The Pat Finucane Centre, a non-profit human rights advocacy group fighting for victims of the Troubles, condemned the PPS over Friday's decision, stating that the verdict was an "insult".
"The collapse of the trials of soldier F for multiple murders & attempted murders, soldier B for the murder of Daniel Hegarty, points towards long term, systematic impunity by the British State whose only real concern is to protect themselves and their troops," the group said in a statement on Twitter.
1)The collapse of the trials of soldier F for multiple murders & attempted murders, soldier B for the murder of Daniel Hegarty, points towards long term, systematic impunity by the British State whose only real concern is to protect themselves and their troops.— Pat Finucane Centre (@FinucaneCentre) July 2, 2021
PPS Director Stephen Herron met with the victim's families on Friday morning to inform them of the decision. Herron previously decided to prosecute the former soldier in March 2019.
Soldier F was identified in the Saville report - a public inquiry into the Bloody Sunday killings which stated that the former soldier had shot three people dead on January 30, 1972.
Lord Saville, who chaired the inquiry, imposed a ban on soldiers being referred to by name and recommended that letters be used to refer to former members of the Parachute Regiment.
Saville said in the report that he could confidently identify the soldiers involved in the killings on Bloody Sunday.
Meanwhile, a second former soldier - referred to as "Soldier B" - will not stand trial for the murder of 15-year-old Daniel Hegarty in the Creggan area of Derry during Operation Motorman in 1972.
Hegarty was shot twice in the head and killed when thousands of British soldiers broke through several "no-go areas" established by the IRA in July 1972.
Soldier B was charged with his murder and due to stand trial, but the PPS told Hegarty's family on Friday that there is no longer a reasonable prospect of securing a conviction.
The news comes two months after the case against two former soldiers charged with murder unraveled in Belfast.
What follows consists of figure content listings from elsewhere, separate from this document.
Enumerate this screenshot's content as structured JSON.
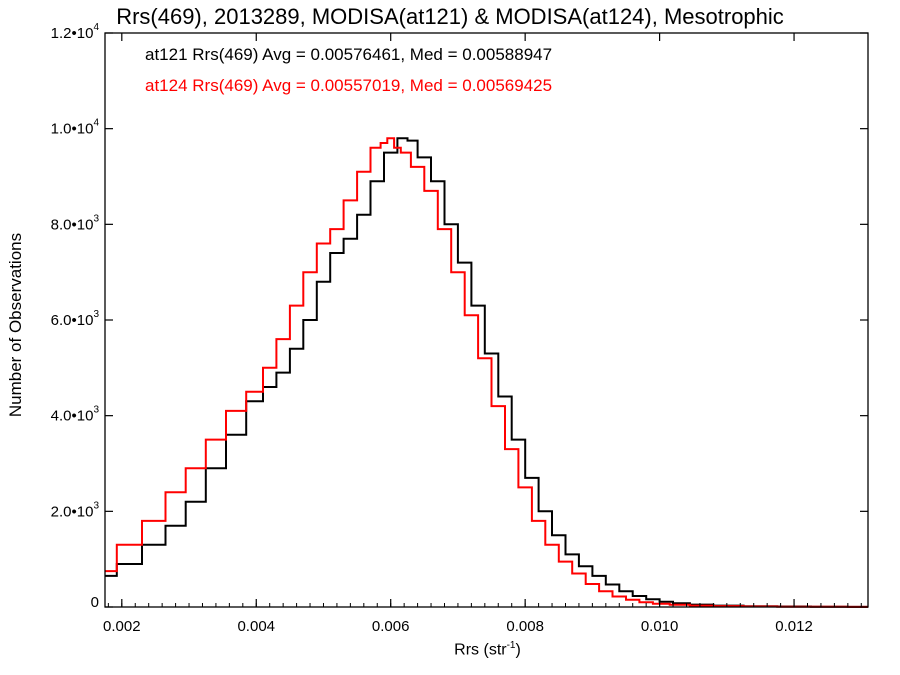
{
  "chart_data": {
    "type": "line",
    "title": "Rrs(469), 2013289, MODISA(at121) & MODISA(at124), Mesotrophic",
    "xlabel_base": "Rrs (str",
    "xlabel_sup": "-1",
    "xlabel_tail": ")",
    "ylabel": "Number of Observations",
    "xlim": [
      0.00175,
      0.0131
    ],
    "ylim": [
      0,
      12000
    ],
    "x_ticks": [
      0.002,
      0.004,
      0.006,
      0.008,
      0.01,
      0.012
    ],
    "x_tick_labels": [
      "0.002",
      "0.004",
      "0.006",
      "0.008",
      "0.010",
      "0.012"
    ],
    "y_ticks": [
      0,
      2000,
      4000,
      6000,
      8000,
      10000,
      12000
    ],
    "y_tick_labels": [
      {
        "base": "0",
        "exp": ""
      },
      {
        "base": "2.0•10",
        "exp": "3"
      },
      {
        "base": "4.0•10",
        "exp": "3"
      },
      {
        "base": "6.0•10",
        "exp": "3"
      },
      {
        "base": "8.0•10",
        "exp": "3"
      },
      {
        "base": "1.0•10",
        "exp": "4"
      },
      {
        "base": "1.2•10",
        "exp": "4"
      }
    ],
    "annotations": [
      {
        "text": "at121 Rrs(469) Avg = 0.00576461, Med = 0.00588947",
        "color": "#000000"
      },
      {
        "text": "at124 Rrs(469) Avg = 0.00557019, Med = 0.00569425",
        "color": "#ff0000"
      }
    ],
    "series": [
      {
        "color": "#000000",
        "x": [
          0.00175,
          0.0021,
          0.0025,
          0.0028,
          0.0031,
          0.0034,
          0.0037,
          0.004,
          0.0042,
          0.0044,
          0.0046,
          0.0048,
          0.005,
          0.0052,
          0.0054,
          0.0056,
          0.0058,
          0.006,
          0.0062,
          0.0063,
          0.0065,
          0.0067,
          0.0069,
          0.0071,
          0.0073,
          0.0075,
          0.0077,
          0.0079,
          0.0081,
          0.0083,
          0.0085,
          0.0087,
          0.0089,
          0.0091,
          0.0093,
          0.0095,
          0.0097,
          0.0099,
          0.0101,
          0.0103,
          0.0106,
          0.011,
          0.0115,
          0.012,
          0.0125,
          0.0131
        ],
        "y": [
          650,
          900,
          1300,
          1700,
          2200,
          2900,
          3600,
          4300,
          4600,
          4900,
          5400,
          6000,
          6800,
          7400,
          7700,
          8200,
          8900,
          9500,
          9800,
          9750,
          9400,
          8900,
          8000,
          7200,
          6300,
          5300,
          4400,
          3500,
          2700,
          2000,
          1500,
          1100,
          850,
          650,
          470,
          330,
          230,
          160,
          110,
          80,
          50,
          30,
          15,
          10,
          5,
          3
        ]
      },
      {
        "color": "#ff0000",
        "x": [
          0.00175,
          0.0021,
          0.0025,
          0.0028,
          0.0031,
          0.0034,
          0.0037,
          0.004,
          0.0042,
          0.0044,
          0.0046,
          0.0048,
          0.005,
          0.0052,
          0.0054,
          0.0056,
          0.0058,
          0.0059,
          0.006,
          0.0061,
          0.0062,
          0.0064,
          0.0066,
          0.0068,
          0.007,
          0.0072,
          0.0074,
          0.0076,
          0.0078,
          0.008,
          0.0082,
          0.0084,
          0.0086,
          0.0088,
          0.009,
          0.0092,
          0.0094,
          0.0096,
          0.0098,
          0.01,
          0.0103,
          0.0106,
          0.011,
          0.0115,
          0.012,
          0.0125,
          0.0131
        ],
        "y": [
          750,
          1300,
          1800,
          2400,
          2900,
          3500,
          4100,
          4500,
          5000,
          5600,
          6300,
          7000,
          7600,
          7900,
          8500,
          9100,
          9600,
          9700,
          9800,
          9600,
          9500,
          9200,
          8700,
          7900,
          7000,
          6100,
          5200,
          4200,
          3300,
          2500,
          1800,
          1300,
          950,
          700,
          480,
          330,
          220,
          150,
          100,
          70,
          45,
          30,
          18,
          10,
          6,
          4,
          2
        ]
      }
    ]
  }
}
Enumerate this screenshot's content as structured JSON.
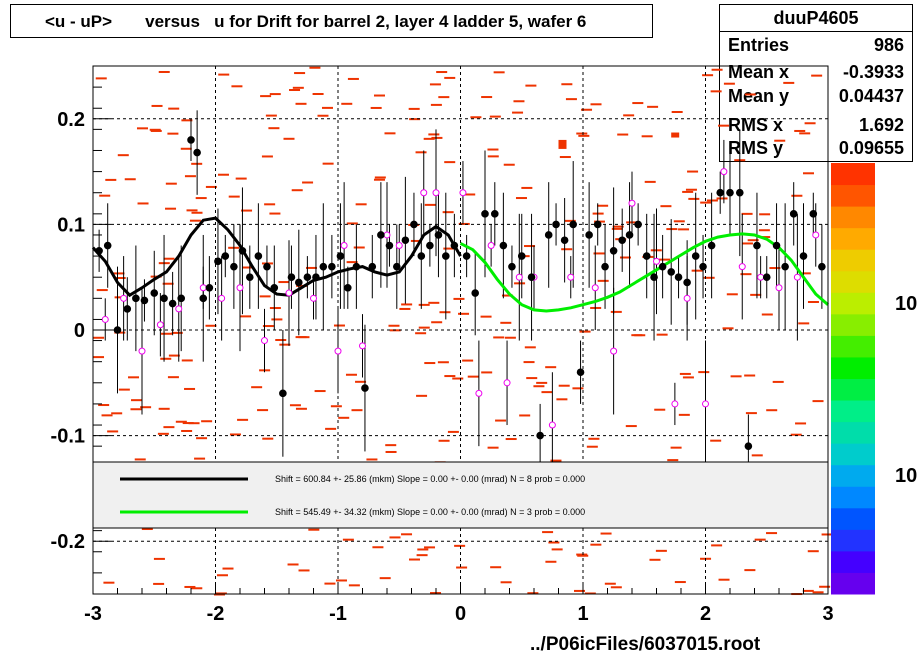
{
  "title": "<u - uP>       versus   u for Drift for barrel 2, layer 4 ladder 5, wafer 6",
  "stats": {
    "name": "duuP4605",
    "rows": [
      {
        "label": "Entries",
        "value": "986"
      },
      {
        "label": "Mean x",
        "value": "-0.3933"
      },
      {
        "label": "Mean y",
        "value": "0.04437"
      },
      {
        "label": "RMS x",
        "value": "1.692"
      },
      {
        "label": "RMS y",
        "value": "0.09655"
      }
    ]
  },
  "footer": "../P06icFiles/6037015.root",
  "legend": [
    {
      "text": "Shift =   600.84 +- 25.86 (mkm) Slope =     0.00 +- 0.00 (mrad)  N = 8 prob = 0.000",
      "color": "#000000"
    },
    {
      "text": "Shift =   545.49 +- 34.32 (mkm) Slope =     0.00 +- 0.00 (mrad)  N = 3 prob = 0.000",
      "color": "#00ee00"
    }
  ],
  "colorbar_labels": [
    "10",
    "10"
  ],
  "chart_data": {
    "type": "scatter",
    "xlim": [
      -3,
      3
    ],
    "ylim": [
      -0.25,
      0.25
    ],
    "x_ticks": [
      "-3",
      "-2",
      "-1",
      "0",
      "1",
      "2",
      "3"
    ],
    "y_ticks": [
      "0.2",
      "0.1",
      "0",
      "-0.1",
      "-0.2"
    ],
    "y_tick_values": [
      0.2,
      0.1,
      0,
      -0.1,
      -0.2
    ],
    "grid": true,
    "series_black_profile": {
      "x": [
        -2.95,
        -2.88,
        -2.8,
        -2.72,
        -2.65,
        -2.58,
        -2.5,
        -2.42,
        -2.35,
        -2.28,
        -2.2,
        -2.15,
        -2.1,
        -2.05,
        -1.98,
        -1.92,
        -1.85,
        -1.78,
        -1.72,
        -1.65,
        -1.58,
        -1.52,
        -1.45,
        -1.38,
        -1.32,
        -1.25,
        -1.18,
        -1.12,
        -1.05,
        -0.98,
        -0.92,
        -0.85,
        -0.78,
        -0.72,
        -0.65,
        -0.58,
        -0.52,
        -0.45,
        -0.38,
        -0.32,
        -0.25,
        -0.18,
        -0.12,
        -0.05
      ],
      "y": [
        0.075,
        0.08,
        0.0,
        0.02,
        0.03,
        0.028,
        0.035,
        0.03,
        0.025,
        0.03,
        0.18,
        0.168,
        0.03,
        0.04,
        0.065,
        0.07,
        0.06,
        0.075,
        0.05,
        0.07,
        0.06,
        0.04,
        -0.06,
        0.05,
        0.045,
        0.05,
        0.05,
        0.06,
        0.06,
        0.07,
        0.04,
        0.06,
        -0.055,
        0.06,
        0.09,
        0.08,
        0.06,
        0.085,
        0.1,
        0.07,
        0.08,
        0.09,
        0.07,
        0.08
      ]
    },
    "series_black_profile_right": {
      "x": [
        0.05,
        0.12,
        0.2,
        0.28,
        0.35,
        0.42,
        0.5,
        0.58,
        0.65,
        0.72,
        0.78,
        0.85,
        0.92,
        0.98,
        1.05,
        1.12,
        1.18,
        1.25,
        1.32,
        1.38,
        1.45,
        1.52,
        1.58,
        1.65,
        1.72,
        1.78,
        1.85,
        1.92,
        1.98,
        2.05,
        2.12,
        2.2,
        2.28,
        2.35,
        2.42,
        2.5,
        2.58,
        2.65,
        2.72,
        2.8,
        2.88,
        2.95
      ],
      "y": [
        0.07,
        0.035,
        0.11,
        0.11,
        0.08,
        0.06,
        0.07,
        0.05,
        -0.1,
        0.09,
        0.1,
        0.085,
        0.1,
        -0.04,
        0.09,
        0.1,
        0.06,
        0.075,
        0.085,
        0.09,
        0.1,
        0.07,
        0.05,
        0.06,
        0.055,
        0.05,
        0.045,
        0.07,
        0.06,
        0.08,
        0.13,
        0.13,
        0.13,
        -0.11,
        0.08,
        0.05,
        0.08,
        0.06,
        0.11,
        0.07,
        0.11,
        0.06
      ]
    },
    "series_magenta": {
      "x": [
        -2.9,
        -2.75,
        -2.6,
        -2.45,
        -2.3,
        -2.1,
        -1.95,
        -1.8,
        -1.6,
        -1.4,
        -1.2,
        -1.0,
        -0.95,
        -0.8,
        -0.6,
        -0.5,
        -0.3,
        -0.2,
        0.02,
        0.15,
        0.25,
        0.38,
        0.48,
        0.6,
        0.75,
        0.9,
        1.1,
        1.25,
        1.4,
        1.6,
        1.75,
        1.85,
        2.0,
        2.15,
        2.3,
        2.45,
        2.6,
        2.75,
        2.9
      ],
      "y": [
        0.01,
        0.03,
        -0.02,
        0.005,
        0.02,
        0.04,
        0.03,
        0.04,
        -0.01,
        0.035,
        0.03,
        -0.02,
        0.08,
        -0.015,
        0.09,
        0.08,
        0.13,
        0.13,
        0.13,
        -0.06,
        0.08,
        -0.05,
        0.05,
        0.05,
        -0.09,
        0.05,
        0.04,
        -0.02,
        0.12,
        0.065,
        -0.07,
        0.03,
        -0.07,
        0.15,
        0.06,
        0.05,
        0.04,
        0.05,
        0.09
      ]
    },
    "fit_black": {
      "x": [
        -3.0,
        -2.9,
        -2.8,
        -2.7,
        -2.6,
        -2.5,
        -2.4,
        -2.3,
        -2.2,
        -2.1,
        -2.0,
        -1.9,
        -1.8,
        -1.7,
        -1.6,
        -1.5,
        -1.4,
        -1.3,
        -1.2,
        -1.1,
        -1.0,
        -0.9,
        -0.8,
        -0.7,
        -0.6,
        -0.5,
        -0.4,
        -0.3,
        -0.2,
        -0.1,
        0.0
      ],
      "y": [
        0.078,
        0.065,
        0.045,
        0.033,
        0.04,
        0.048,
        0.055,
        0.07,
        0.09,
        0.104,
        0.106,
        0.095,
        0.08,
        0.06,
        0.042,
        0.034,
        0.033,
        0.04,
        0.047,
        0.05,
        0.055,
        0.058,
        0.06,
        0.055,
        0.052,
        0.055,
        0.07,
        0.09,
        0.098,
        0.09,
        0.07
      ]
    },
    "fit_green": {
      "x": [
        0.0,
        0.1,
        0.2,
        0.3,
        0.4,
        0.5,
        0.6,
        0.7,
        0.8,
        0.9,
        1.0,
        1.1,
        1.2,
        1.3,
        1.4,
        1.5,
        1.6,
        1.7,
        1.8,
        1.9,
        2.0,
        2.1,
        2.2,
        2.3,
        2.4,
        2.5,
        2.6,
        2.7,
        2.8,
        2.9,
        3.0
      ],
      "y": [
        0.082,
        0.076,
        0.064,
        0.048,
        0.034,
        0.024,
        0.019,
        0.018,
        0.019,
        0.021,
        0.024,
        0.027,
        0.031,
        0.036,
        0.043,
        0.05,
        0.057,
        0.064,
        0.071,
        0.078,
        0.084,
        0.088,
        0.09,
        0.091,
        0.09,
        0.086,
        0.078,
        0.066,
        0.05,
        0.034,
        0.024
      ]
    }
  }
}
Soldier A and C were charged with the murder of IRA commander Joe McCann, but the charges were dropped when evidence deemed central to the case was deemed inadmissible in court.
Mr. Justice O'Hara, the trial judge at Belfast Crown Court, ruled that the statements that the former soldiers had given to the Army in 1972 and the Historical Inquiries Team in 2010 were not given under caution and therefore could not be used in court.
Ciarán Shiels said on Friday that the PPS had dropped the charges against Soldier F because of similar reasons.
"The reasons underpinning the PPS decision relate to the admissibility of statements made to the Royal Military Police in 1972 by a number of soldiers who were witnesses to events in Glenfada Park," Shiels said in a statement.
He said that the High Court is currently considering the admissibility of statements made to the Royal Military Police and that the PPS decision was premature.
"The admissibility of RMP statements in relation to the events of Bloody Sunday is a matter already under active consideration by the High Court, which will hear detailed legal argument over five days in September.
"In those circumstances, the decision by the PPS to halt this prosecution is clearly premature in the absence of a High Court ruling on the issue."
In May, the British Government announced controversial measures to introduce a statute of limitations on offenses committed before the signing of the Good Friday Agreement in 1998, limiting the scope of historical prosecutions.